I'm so angry because she was already casting dark energy on people that she has never met. the same people that have already open their heart in love and care towards her when they heard about us. now tell me how won't there be a problem?

I know my family, there have been marriages and they have all be harmonious with no bad blood and a girl is already bracing up a fight. like for what?

why are women like this?
my mum is a good person. I mean, there was a time a sibling wanted to seperate with his woman. I supported it because it was toxic but my mum shut me up and mended it even though she really didnt like the fact that the woman was crazy. how can that person be a bad person.
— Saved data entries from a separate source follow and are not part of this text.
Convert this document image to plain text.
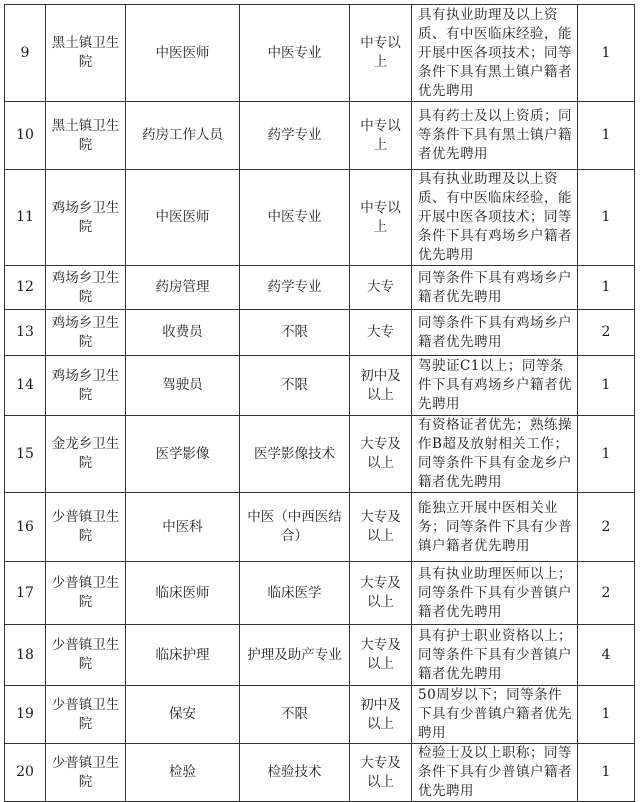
9	黑土镇卫生院	中医医师	中医专业	中专以上	具有执业助理及以上资质、有中医临床经验，能开展中医各项技术；同等条件下具有黑土镇户籍者优先聘用	1
10	黑土镇卫生院	药房工作人员	药学专业	中专以上	具有药士及以上资质；同等条件下具有黑土镇户籍者优先聘用	1
11	鸡场乡卫生院	中医医师	中医专业	中专以上	具有执业助理及以上资质、有中医临床经验，能开展中医各项技术；同等条件下具有鸡场乡户籍者优先聘用	1
12	鸡场乡卫生院	药房管理	药学专业	大专	同等条件下具有鸡场乡户籍者优先聘用	1
13	鸡场乡卫生院	收费员	不限	大专	同等条件下具有鸡场乡户籍者优先聘用	2
14	鸡场乡卫生院	驾驶员	不限	初中及以上	驾驶证C1以上；同等条件下具有鸡场乡户籍者优先聘用	1
15	金龙乡卫生院	医学影像	医学影像技术	大专及以上	有资格证者优先；熟练操作B超及放射相关工作；同等条件下具有金龙乡户籍者优先聘用	1
16	少普镇卫生院	中医科	中医（中西医结合）	大专及以上	能独立开展中医相关业务；同等条件下具有少普镇户籍者优先聘用	2
17	少普镇卫生院	临床医师	临床医学	大专及以上	具有执业助理医师以上；同等条件下具有少普镇户籍者优先聘用	2
18	少普镇卫生院	临床护理	护理及助产专业	大专及以上	具有护士职业资格以上；同等条件下具有少普镇户籍者优先聘用	4
19	少普镇卫生院	保安	不限	初中及以上	50周岁以下；同等条件下具有少普镇户籍者优先聘用	1
20	少普镇卫生院	检验	检验技术	大专及以上	检验士及以上职称；同等条件下具有少普镇户籍者优先聘用	1
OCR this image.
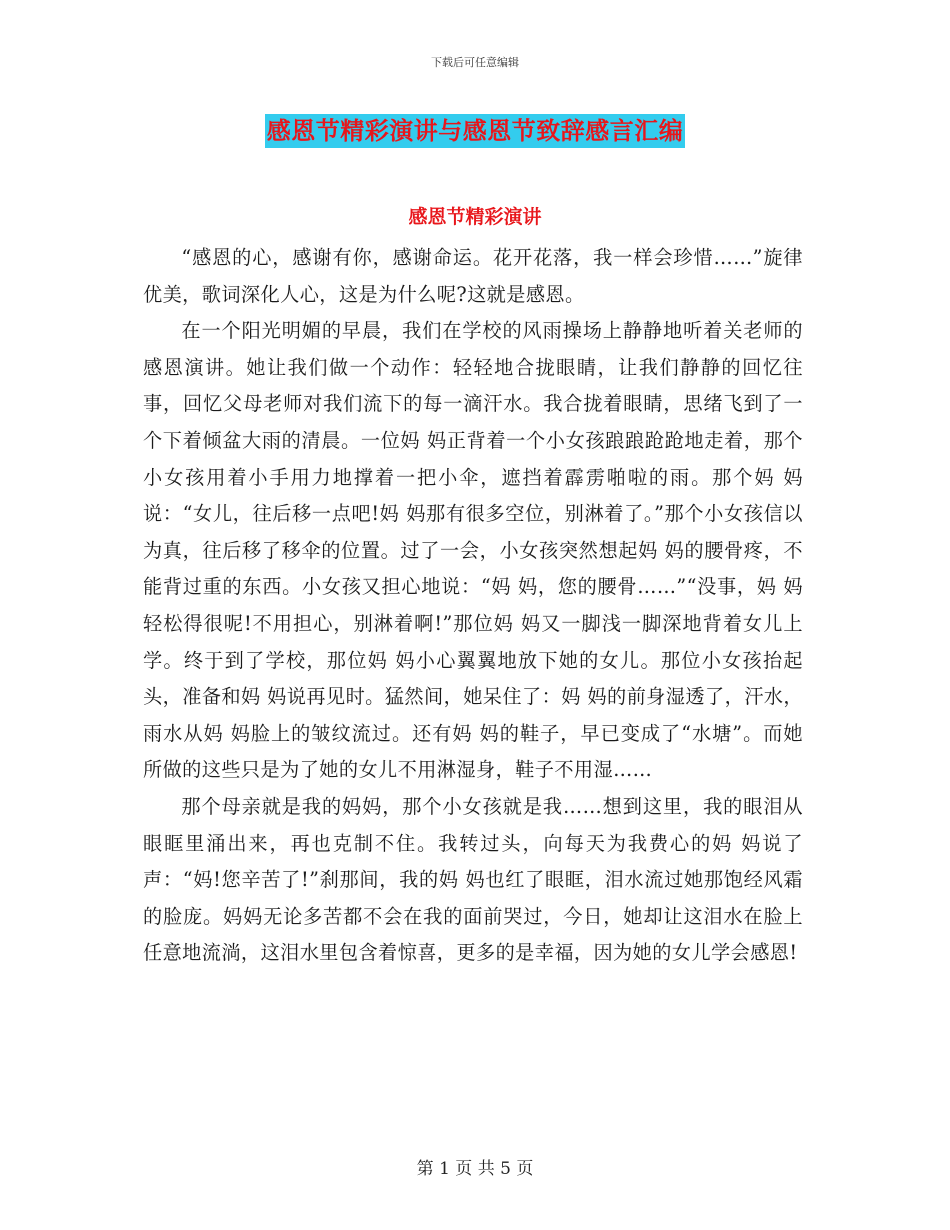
下载后可任意编辑
感恩节精彩演讲与感恩节致辞感言汇编
感恩节精彩演讲

“感恩的心，感谢有你，感谢命运。花开花落，我一样会珍惜……”旋律优美，歌词深化人心，这是为什么呢?这就是感恩。

在一个阳光明媚的早晨，我们在学校的风雨操场上静静地听着关老师的感恩演讲。她让我们做一个动作：轻轻地合拢眼睛，让我们静静的回忆往事，回忆父母老师对我们流下的每一滴汗水。我合拢着眼睛，思绪飞到了一个下着倾盆大雨的清晨。一位妈 妈正背着一个小女孩踉踉跄跄地走着，那个小女孩用着小手用力地撑着一把小伞，遮挡着霹雳啪啦的雨。那个妈 妈说：“女儿，往后移一点吧!妈 妈那有很多空位，别淋着了。”那个小女孩信以为真，往后移了移伞的位置。过了一会，小女孩突然想起妈 妈的腰骨疼，不能背过重的东西。小女孩又担心地说：“妈 妈，您的腰骨……”“没事，妈 妈轻松得很呢!不用担心，别淋着啊!”那位妈 妈又一脚浅一脚深地背着女儿上学。终于到了学校，那位妈 妈小心翼翼地放下她的女儿。那位小女孩抬起头，准备和妈 妈说再见时。猛然间，她呆住了：妈 妈的前身湿透了，汗水，雨水从妈 妈脸上的皱纹流过。还有妈 妈的鞋子，早已变成了“水塘”。而她所做的这些只是为了她的女儿不用淋湿身，鞋子不用湿……

那个母亲就是我的妈妈，那个小女孩就是我……想到这里，我的眼泪从眼眶里涌出来，再也克制不住。我转过头，向每天为我费心的妈 妈说了声：“妈!您辛苦了!”刹那间，我的妈 妈也红了眼眶，泪水流过她那饱经风霜的脸庞。妈妈无论多苦都不会在我的面前哭过，今日，她却让这泪水在脸上任意地流淌，这泪水里包含着惊喜，更多的是幸福，因为她的女儿学会感恩!

第 1 页 共 5 页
I just don't know how to explain it, but I know my mum, she will just remove hand from my matter if my girl give her trouble.

me and this girl have been supportive of each other but I affirm that if she give me a reason for any hitch, I will break up with her. we can continue business but I won't marry her. never!
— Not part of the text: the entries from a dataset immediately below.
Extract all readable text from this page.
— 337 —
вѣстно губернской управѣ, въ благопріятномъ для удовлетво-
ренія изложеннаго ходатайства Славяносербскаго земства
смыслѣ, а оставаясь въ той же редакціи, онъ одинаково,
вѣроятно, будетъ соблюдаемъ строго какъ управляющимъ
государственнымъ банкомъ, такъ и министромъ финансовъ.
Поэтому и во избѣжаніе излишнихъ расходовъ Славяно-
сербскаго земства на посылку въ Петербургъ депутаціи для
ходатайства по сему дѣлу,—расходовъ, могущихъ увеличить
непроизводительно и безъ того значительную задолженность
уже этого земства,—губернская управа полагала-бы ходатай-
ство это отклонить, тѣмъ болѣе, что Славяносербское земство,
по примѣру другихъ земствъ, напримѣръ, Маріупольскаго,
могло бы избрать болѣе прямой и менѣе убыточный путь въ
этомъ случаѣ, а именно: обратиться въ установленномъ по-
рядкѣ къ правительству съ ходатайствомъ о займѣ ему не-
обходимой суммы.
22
Since you said in another post that she would only break up for infidelity, then she needs to embrace your family.

If she can't solidify the relationship with your family, she shouldn't ruin it with her coldness.

Even if she has a terrible relationship with her own family, she must follow your standard and have a cordial relationship with yours and not hinder your relations with them.

It would be wise to lay your cards openly on the table.

1 Like

Re: Can You Marry A Woman Who Is Cold To In-laws by Chiquitq(f): 4:35pm On Jan 10, 2021
The behaviour of your babe is a big red flag. It is one thing to have fears and another to reject compromise outeightlu as she did by sleeping on the floor. That is a very manipulative act.

It is true that many mother's are the best to their children but don't act right with their daughter in laws.

She might have been exposed to circumstances that make her weary of being close with her in-laws but she can not write them off especially when her own partner doesn't plan to.

If she knows that she has a bad temper, she should work on herself instead of avoiding people.

You also need to know that because you are close to your family doesn't mean that they would be accepting of your babe after you marry her.